Reise zwischen zwei Weltmeeren
Panama und sein Kanal: An einem Ende frönen die Panamaer dem Luxus, an dem anderen dominieren Armut und Kriminalität
Lukas Noll

Wer den Amador Causeway entlangfährt, begibt sich sechs Kilometer weit ins offene Meer hinein. Meist sind es SUVs oder Cabrios, die hier verkehren, und auf nicht wenigen ihrer Fahrzeuganhänger sind Motorboote und kleine Yachten befestigt. Das nächste Stück Land gen Westen ist nicht auszumachen. Über vier Inseln hinweg zieht sich der schmale Landstreifen von Panama-Stadt aus in den Pazifik hinein, am Wegesrand liegen Luxusyachten und Katamarane, teure Fischrestaurants und protzige Villen. 

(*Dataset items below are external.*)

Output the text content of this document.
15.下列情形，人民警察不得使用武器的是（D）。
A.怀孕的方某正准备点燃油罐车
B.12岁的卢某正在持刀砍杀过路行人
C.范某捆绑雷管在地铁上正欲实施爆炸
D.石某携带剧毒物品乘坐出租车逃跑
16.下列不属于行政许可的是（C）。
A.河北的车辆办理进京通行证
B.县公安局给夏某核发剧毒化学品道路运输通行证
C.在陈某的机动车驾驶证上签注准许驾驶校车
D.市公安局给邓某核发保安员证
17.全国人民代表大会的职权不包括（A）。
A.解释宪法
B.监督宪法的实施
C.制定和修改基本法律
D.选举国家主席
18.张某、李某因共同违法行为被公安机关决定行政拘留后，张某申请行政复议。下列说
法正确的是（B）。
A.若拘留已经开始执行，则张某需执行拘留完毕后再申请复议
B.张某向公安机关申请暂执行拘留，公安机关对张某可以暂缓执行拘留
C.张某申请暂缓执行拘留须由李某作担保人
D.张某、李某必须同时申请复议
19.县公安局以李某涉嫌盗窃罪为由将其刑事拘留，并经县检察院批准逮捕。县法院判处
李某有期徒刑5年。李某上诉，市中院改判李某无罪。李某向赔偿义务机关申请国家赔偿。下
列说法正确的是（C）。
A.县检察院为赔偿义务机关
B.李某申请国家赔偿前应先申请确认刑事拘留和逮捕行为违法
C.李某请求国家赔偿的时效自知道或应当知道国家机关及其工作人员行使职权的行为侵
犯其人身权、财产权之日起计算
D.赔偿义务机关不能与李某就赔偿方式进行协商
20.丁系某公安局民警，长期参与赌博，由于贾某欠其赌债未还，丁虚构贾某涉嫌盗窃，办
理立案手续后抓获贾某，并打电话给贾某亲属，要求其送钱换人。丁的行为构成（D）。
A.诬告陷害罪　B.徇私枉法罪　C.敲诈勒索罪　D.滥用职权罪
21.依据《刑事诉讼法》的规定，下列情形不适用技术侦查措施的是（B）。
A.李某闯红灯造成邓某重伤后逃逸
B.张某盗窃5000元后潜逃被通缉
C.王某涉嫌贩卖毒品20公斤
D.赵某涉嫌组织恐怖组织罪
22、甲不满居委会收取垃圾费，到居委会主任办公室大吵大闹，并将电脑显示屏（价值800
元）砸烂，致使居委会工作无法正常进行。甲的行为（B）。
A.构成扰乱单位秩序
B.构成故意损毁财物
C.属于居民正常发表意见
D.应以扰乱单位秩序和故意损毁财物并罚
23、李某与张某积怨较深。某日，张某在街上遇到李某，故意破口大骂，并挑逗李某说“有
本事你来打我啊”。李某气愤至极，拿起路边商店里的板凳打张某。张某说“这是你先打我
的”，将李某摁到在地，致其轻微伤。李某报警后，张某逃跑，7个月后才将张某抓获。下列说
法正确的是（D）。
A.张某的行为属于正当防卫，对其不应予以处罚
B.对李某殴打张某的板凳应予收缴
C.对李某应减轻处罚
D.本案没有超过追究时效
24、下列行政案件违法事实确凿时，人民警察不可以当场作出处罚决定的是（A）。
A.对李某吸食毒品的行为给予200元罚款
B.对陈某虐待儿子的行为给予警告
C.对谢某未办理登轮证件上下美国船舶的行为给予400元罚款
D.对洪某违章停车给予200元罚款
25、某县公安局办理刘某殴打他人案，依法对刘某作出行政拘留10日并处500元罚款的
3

Daß die der Hauptstadt vorgelagerten Inseln per Straße verbunden sind, paßt zum Antlitz der reichen Metropole. Auch wenn es die Amerikaner waren, die den Causeway 1913 aus Kanalgrabungen erschufen und bis 1945 als Militärbasis nutzten, strategisch vor der Pazifikausfahrt des Panamakanals positioniert. Seit die Amerikaner abgezogen sind, dürfen sich auch Normalsterbliche auf den Damm wagen. Wohl nirgends bietet sich dem Betrachter ein so umfassender Blick auf das gigantische Wolkenkratzermeer, das aus dem einst beschaulichen Kolonialstädtchen der Spanier mittlerweile geworden ist. Von Panamas antiker Altstadt aus sähe man nur die eine Hälfte des Hochhausdschungels. 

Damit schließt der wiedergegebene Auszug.